Koszmarny błąd bramkarza. Warta dobiła Śląsk w doliczonym czasie [WIDEO]

Śląsk Wrocław przegrał u siebie z Wartą Poznań 0:2 w ostatnim, poniedziałkowym meczu 11. kolejki ekstraklasy. W 10. minucie gola dla gości strzelił Turek Enis Destan, który wykorzystał fatalny błąd bramkarza Śląska Michała Szromnika. W doliczonym czasie gry gospodarzy dobił Milan Corryn.

Mecz Śląska Wrocław z Wartą Poznań był starciem dwóch drużyn, które w tym sezonie nie grają zbyt widowiskowej piłki. W pierwszych dziesięciu kolejkach Warta strzeliła tylko 8, a Śląsk zaledwie 9 goli, co było dwoma najgorszymi wynikami w całej ekstraklasie. Dlatego też stawką poniedziałkowe spotkanie we Wrocławiu było głównie oddalenie się od strefy spadkowej. 

Zobacz wideo "Nie mówimy o tym głośno, ale Legia walczy o mistrzostwo"

Śląsk przegrał z Wartą. Fatalny błąd Szromnika, pierwszy gol Turka

Jak należało się spodziewać, patrząc na dyspozycję obu zespołów, wielkich emocji we Wrocławiu nie było. Mimo to, gościom z Poznania udało się szybko objąć prowadzenie po koszmarnym błędzie bramkarza Śląska - Michała Szromnika. Po dośrodkowaniu Miłosza Szczepańskiego Szromnik wypuścił z rąk prostą do złapania piłkę, a z tego skorzystał Enis Destan i dzięki premierowej bramce Turka Warta prowadziła w 10. minucie 1:0. 

W drugiej części gry przewagę miał szukający gola wyrównującego Śląsk, ale zespół Ivana Djurdjevicia był bardzo nieporadny w ofensywie.
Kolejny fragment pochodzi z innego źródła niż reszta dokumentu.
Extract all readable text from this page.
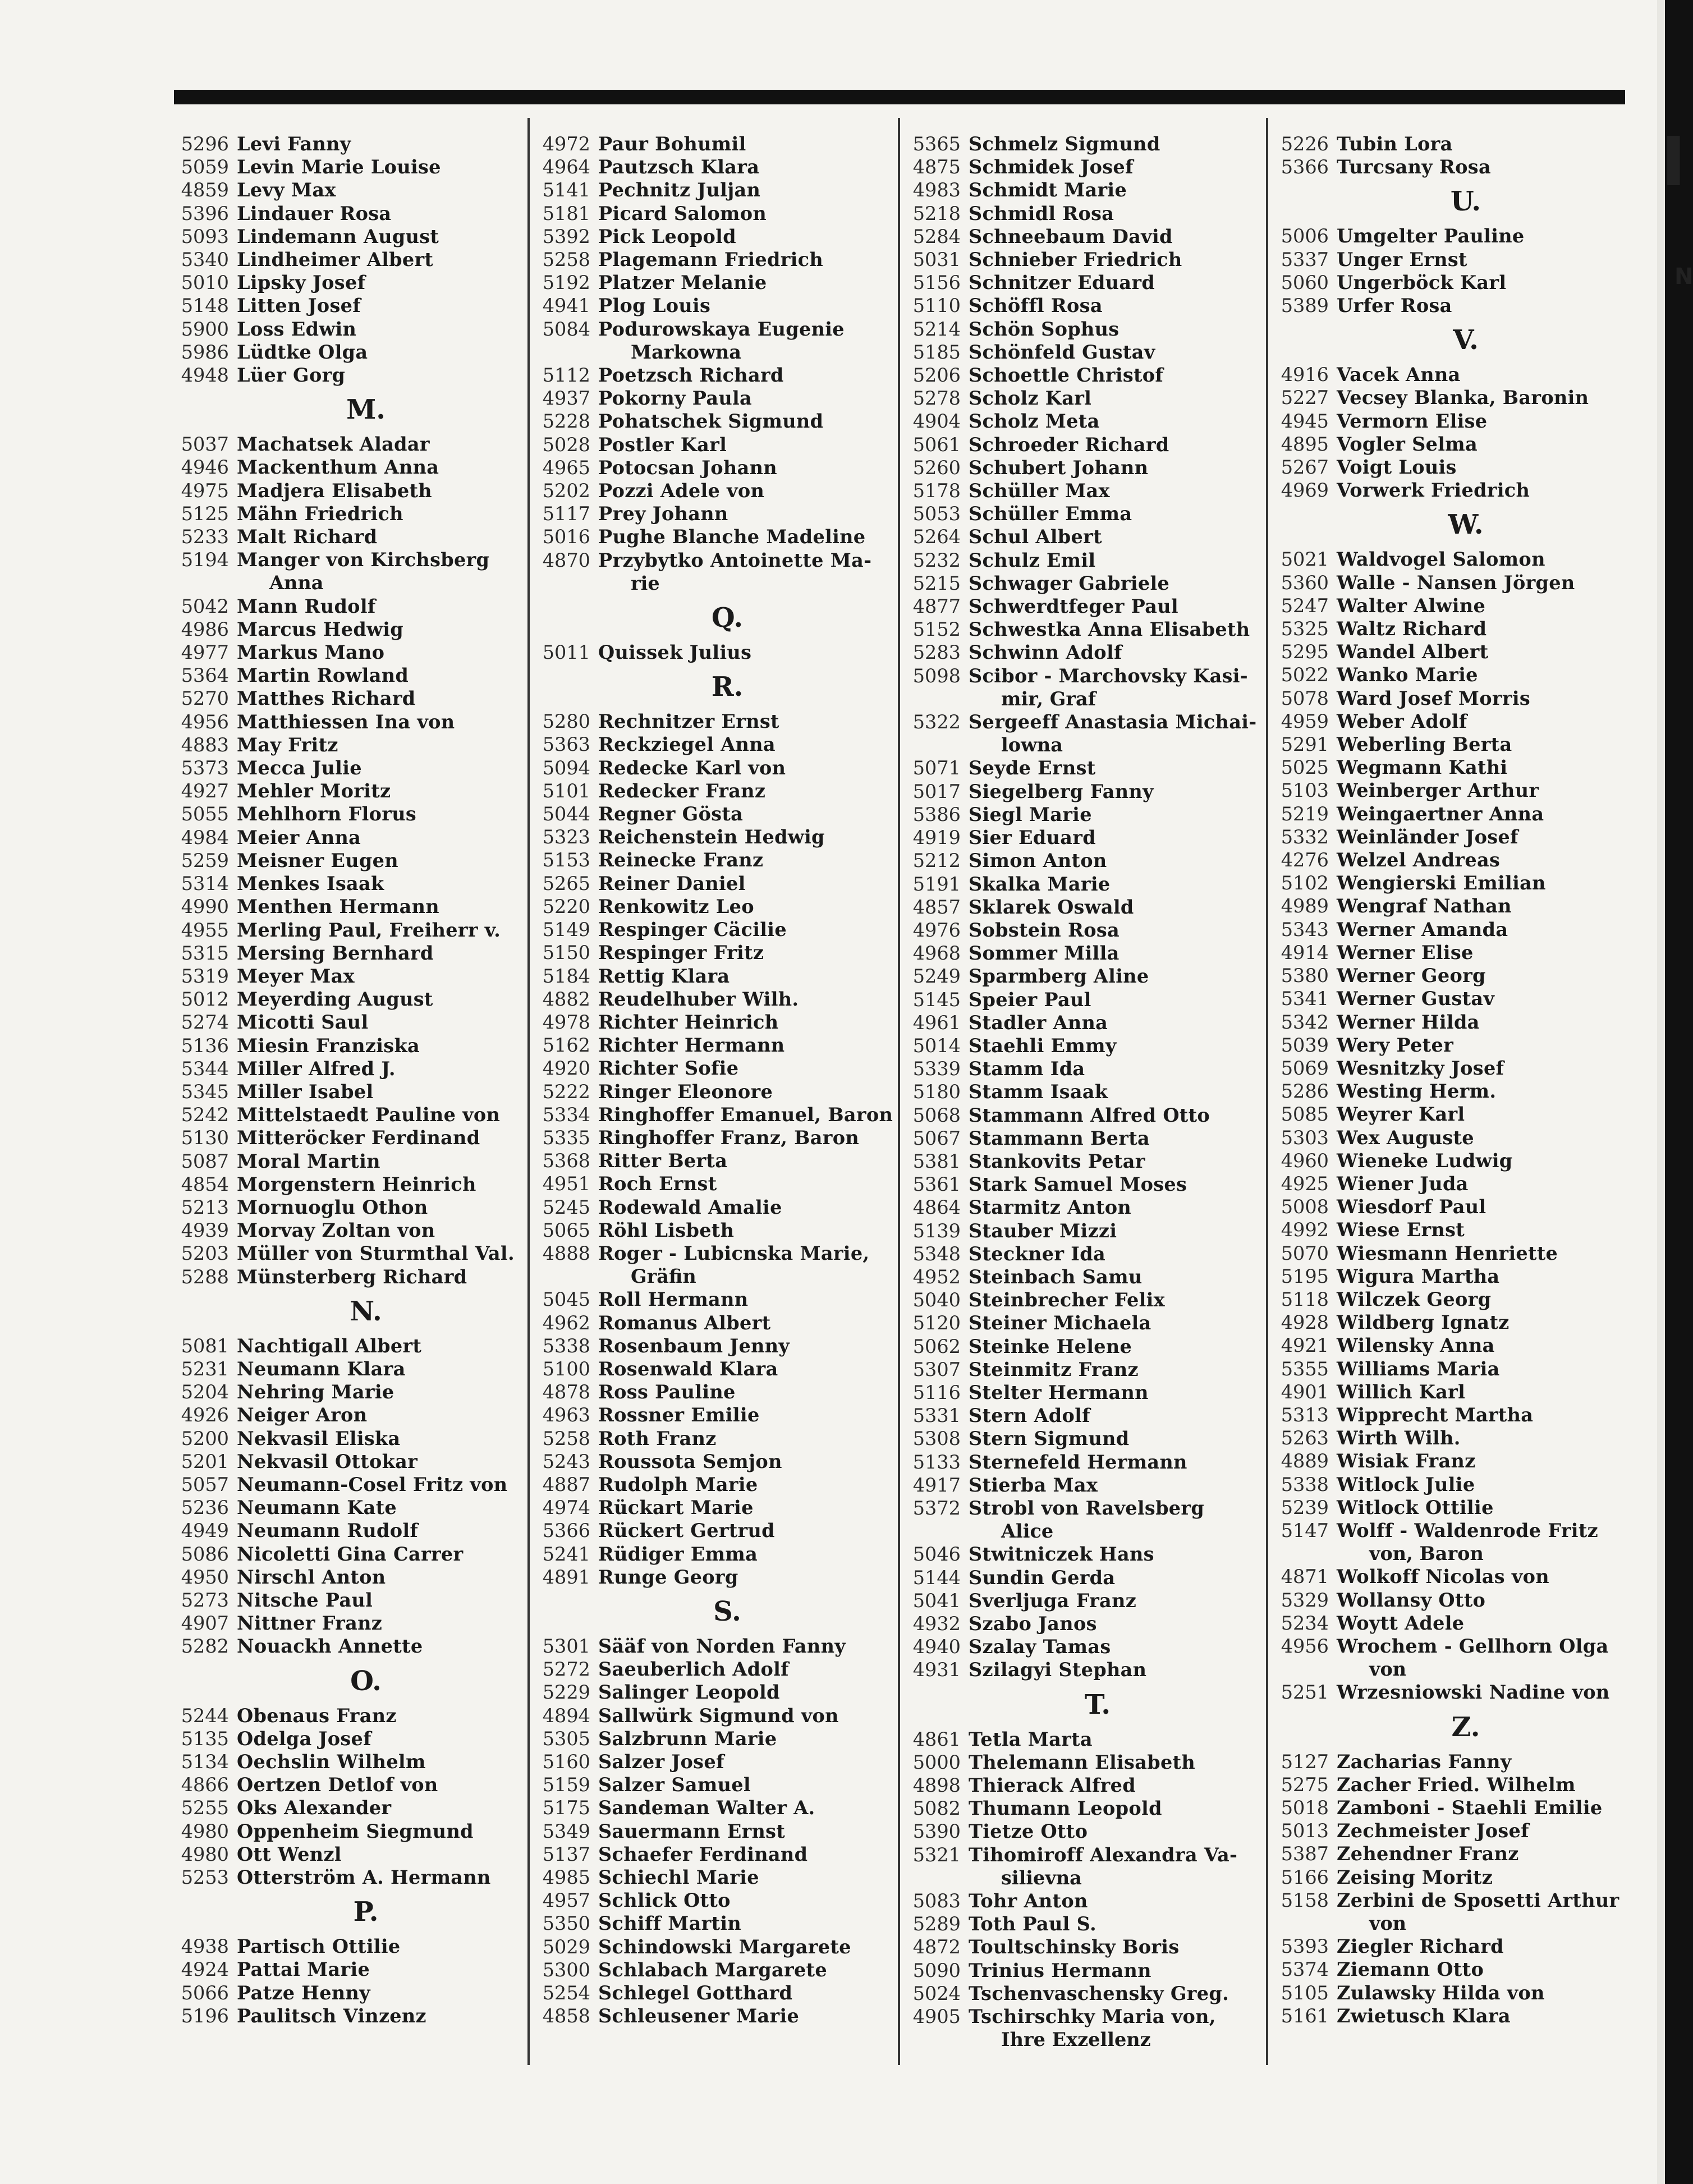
5296 Levi Fanny
5059 Levin Marie Louise
4859 Levy Max
5396 Lindauer Rosa
5093 Lindemann August
5340 Lindheimer Albert
5010 Lipsky Josef
5148 Litten Josef
5900 Loss Edwin
5986 Lüdtke Olga
4948 Lüer Gorg
M.
5037 Machatsek Aladar
4946 Mackenthum Anna
4975 Madjera Elisabeth
5125 Mähn Friedrich
5233 Malt Richard
5194 Manger von Kirchsberg
Anna
5042 Mann Rudolf
4986 Marcus Hedwig
4977 Markus Mano
5364 Martin Rowland
5270 Matthes Richard
4956 Matthiessen Ina von
4883 May Fritz
5373 Mecca Julie
4927 Mehler Moritz
5055 Mehlhorn Florus
4984 Meier Anna
5259 Meisner Eugen
5314 Menkes Isaak
4990 Menthen Hermann
4955 Merling Paul, Freiherr v.
5315 Mersing Bernhard
5319 Meyer Max
5012 Meyerding August
5274 Micotti Saul
5136 Miesin Franziska
5344 Miller Alfred J.
5345 Miller Isabel
5242 Mittelstaedt Pauline von
5130 Mitteröcker Ferdinand
5087 Moral Martin
4854 Morgenstern Heinrich
5213 Mornuoglu Othon
4939 Morvay Zoltan von
5203 Müller von Sturmthal Val.
5288 Münsterberg Richard
N.
5081 Nachtigall Albert
5231 Neumann Klara
5204 Nehring Marie
4926 Neiger Aron
5200 Nekvasil Eliska
5201 Nekvasil Ottokar
5057 Neumann-Cosel Fritz von
5236 Neumann Kate
4949 Neumann Rudolf
5086 Nicoletti Gina Carrer
4950 Nirschl Anton
5273 Nitsche Paul
4907 Nittner Franz
5282 Nouackh Annette
O.
5244 Obenaus Franz
5135 Odelga Josef
5134 Oechslin Wilhelm
4866 Oertzen Detlof von
5255 Oks Alexander
4980 Oppenheim Siegmund
4980 Ott Wenzl
5253 Otterström A. Hermann
P.
4938 Partisch Ottilie
4924 Pattai Marie
5066 Patze Henny
5196 Paulitsch Vinzenz
4972 Paur Bohumil
4964 Pautzsch Klara
5141 Pechnitz Juljan
5181 Picard Salomon
5392 Pick Leopold
5258 Plagemann Friedrich
5192 Platzer Melanie
4941 Plog Louis
5084 Podurowskaya Eugenie
Markowna
5112 Poetzsch Richard
4937 Pokorny Paula
5228 Pohatschek Sigmund
5028 Postler Karl
4965 Potocsan Johann
5202 Pozzi Adele von
5117 Prey Johann
5016 Pughe Blanche Madeline
4870 Przybytko Antoinette Ma-
rie
Q.
5011 Quissek Julius
R.
5280 Rechnitzer Ernst
5363 Reckziegel Anna
5094 Redecke Karl von
5101 Redecker Franz
5044 Regner Gösta
5323 Reichenstein Hedwig
5153 Reinecke Franz
5265 Reiner Daniel
5220 Renkowitz Leo
5149 Respinger Cäcilie
5150 Respinger Fritz
5184 Rettig Klara
4882 Reudelhuber Wilh.
4978 Richter Heinrich
5162 Richter Hermann
4920 Richter Sofie
5222 Ringer Eleonore
5334 Ringhoffer Emanuel, Baron
5335 Ringhoffer Franz, Baron
5368 Ritter Berta
4951 Roch Ernst
5245 Rodewald Amalie
5065 Röhl Lisbeth
4888 Roger - Lubicnska Marie,
Gräfin
5045 Roll Hermann
4962 Romanus Albert
5338 Rosenbaum Jenny
5100 Rosenwald Klara
4878 Ross Pauline
4963 Rossner Emilie
5258 Roth Franz
5243 Roussota Semjon
4887 Rudolph Marie
4974 Rückart Marie
5366 Rückert Gertrud
5241 Rüdiger Emma
4891 Runge Georg
S.
5301 Sääf von Norden Fanny
5272 Saeuberlich Adolf
5229 Salinger Leopold
4894 Sallwürk Sigmund von
5305 Salzbrunn Marie
5160 Salzer Josef
5159 Salzer Samuel
5175 Sandeman Walter A.
5349 Sauermann Ernst
5137 Schaefer Ferdinand
4985 Schiechl Marie
4957 Schlick Otto
5350 Schiff Martin
5029 Schindowski Margarete
5300 Schlabach Margarete
5254 Schlegel Gotthard
4858 Schleusener Marie
5365 Schmelz Sigmund
4875 Schmidek Josef
4983 Schmidt Marie
5218 Schmidl Rosa
5284 Schneebaum David
5031 Schnieber Friedrich
5156 Schnitzer Eduard
5110 Schöffl Rosa
5214 Schön Sophus
5185 Schönfeld Gustav
5206 Schoettle Christof
5278 Scholz Karl
4904 Scholz Meta
5061 Schroeder Richard
5260 Schubert Johann
5178 Schüller Max
5053 Schüller Emma
5264 Schul Albert
5232 Schulz Emil
5215 Schwager Gabriele
4877 Schwerdtfeger Paul
5152 Schwestka Anna Elisabeth
5283 Schwinn Adolf
5098 Scibor - Marchovsky Kasi-
mir, Graf
5322 Sergeeff Anastasia Michai-
lowna
5071 Seyde Ernst
5017 Siegelberg Fanny
5386 Siegl Marie
4919 Sier Eduard
5212 Simon Anton
5191 Skalka Marie
4857 Sklarek Oswald
4976 Sobstein Rosa
4968 Sommer Milla
5249 Sparmberg Aline
5145 Speier Paul
4961 Stadler Anna
5014 Staehli Emmy
5339 Stamm Ida
5180 Stamm Isaak
5068 Stammann Alfred Otto
5067 Stammann Berta
5381 Stankovits Petar
5361 Stark Samuel Moses
4864 Starmitz Anton
5139 Stauber Mizzi
5348 Steckner Ida
4952 Steinbach Samu
5040 Steinbrecher Felix
5120 Steiner Michaela
5062 Steinke Helene
5307 Steinmitz Franz
5116 Stelter Hermann
5331 Stern Adolf
5308 Stern Sigmund
5133 Sternefeld Hermann
4917 Stierba Max
5372 Strobl von Ravelsberg
Alice
5046 Stwitniczek Hans
5144 Sundin Gerda
5041 Sverljuga Franz
4932 Szabo Janos
4940 Szalay Tamas
4931 Szilagyi Stephan
T.
4861 Tetla Marta
5000 Thelemann Elisabeth
4898 Thierack Alfred
5082 Thumann Leopold
5390 Tietze Otto
5321 Tihomiroff Alexandra Va-
silievna
5083 Tohr Anton
5289 Toth Paul S.
4872 Toultschinsky Boris
5090 Trinius Hermann
5024 Tschenvaschensky Greg.
4905 Tschirschky Maria von,
Ihre Exzellenz
5226 Tubin Lora
5366 Turcsany Rosa
U.
5006 Umgelter Pauline
5337 Unger Ernst
5060 Ungerböck Karl
5389 Urfer Rosa
V.
4916 Vacek Anna
5227 Vecsey Blanka, Baronin
4945 Vermorn Elise
4895 Vogler Selma
5267 Voigt Louis
4969 Vorwerk Friedrich
W.
5021 Waldvogel Salomon
5360 Walle - Nansen Jörgen
5247 Walter Alwine
5325 Waltz Richard
5295 Wandel Albert
5022 Wanko Marie
5078 Ward Josef Morris
4959 Weber Adolf
5291 Weberling Berta
5025 Wegmann Kathi
5103 Weinberger Arthur
5219 Weingaertner Anna
5332 Weinländer Josef
4276 Welzel Andreas
5102 Wengierski Emilian
4989 Wengraf Nathan
5343 Werner Amanda
4914 Werner Elise
5380 Werner Georg
5341 Werner Gustav
5342 Werner Hilda
5039 Wery Peter
5069 Wesnitzky Josef
5286 Westing Herm.
5085 Weyrer Karl
5303 Wex Auguste
4960 Wieneke Ludwig
4925 Wiener Juda
5008 Wiesdorf Paul
4992 Wiese Ernst
5070 Wiesmann Henriette
5195 Wigura Martha
5118 Wilczek Georg
4928 Wildberg Ignatz
4921 Wilensky Anna
5355 Williams Maria
4901 Willich Karl
5313 Wipprecht Martha
5263 Wirth Wilh.
4889 Wisiak Franz
5338 Witlock Julie
5239 Witlock Ottilie
5147 Wolff - Waldenrode Fritz
von, Baron
4871 Wolkoff Nicolas von
5329 Wollansy Otto
5234 Woytt Adele
4956 Wrochem - Gellhorn Olga
von
5251 Wrzesniowski Nadine von
Z.
5127 Zacharias Fanny
5275 Zacher Fried. Wilhelm
5018 Zamboni - Staehli Emilie
5013 Zechmeister Josef
5387 Zehendner Franz
5166 Zeising Moritz
5158 Zerbini de Sposetti Arthur
von
5393 Ziegler Richard
5374 Ziemann Otto
5105 Zulawsky Hilda von
5161 Zwietusch Klara
I
N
Tylko na początku drugiej połowy w niezłej sytuacji znalazł się Erik Exposito, jednak z kilku metrów uderzył prosto w ręce Adriana Lisa.

W 61. minucie Śląsk mógł mieć rzut karny. Sędzia Łukasz Szczech nawet wskazał na wapno po starciu Jana Grzesika z Johnem Yeboahem. Po interwencji VAR i wideoweryfikacji arbiter zdecydował się anulować jedenastkę. 

Śląsk starał się, atakował, jednak w jego ofensywie brakowało konkretów. Kolejne próby Erika Exposito były albo niecelne, albo za słabe, by pokonać Lisa. A gdy bardzo dobrze uderzył z dystansu Adrian Łyszczarz, to i bramkarz Warty stanął na wysokości zadania i odbił piłkę. 

Warta w samej końcówce zdołała dobić swojego przeciwnika. Najpierw w doliczonym czasie gry pojedynek z Michałem Szromnikiem przegrał Jan Grzesik, ale chwilę później młodzieżowy reprezentant Polski Kajetan Szmyt dośrodkował piłkę na głowę Milana Corryna, a ten podwyższył wynik na 0:2.

Śląsk Wrocław przegrał z Wartą Poznań 0:2 i został przeskoczony przez swojego poniedziałkowego rywala. Warta z 14 punktami awansowała na jedenaste miejsce w tabeli. Śląsk ma o jeden punkt mniej i jest czternasty.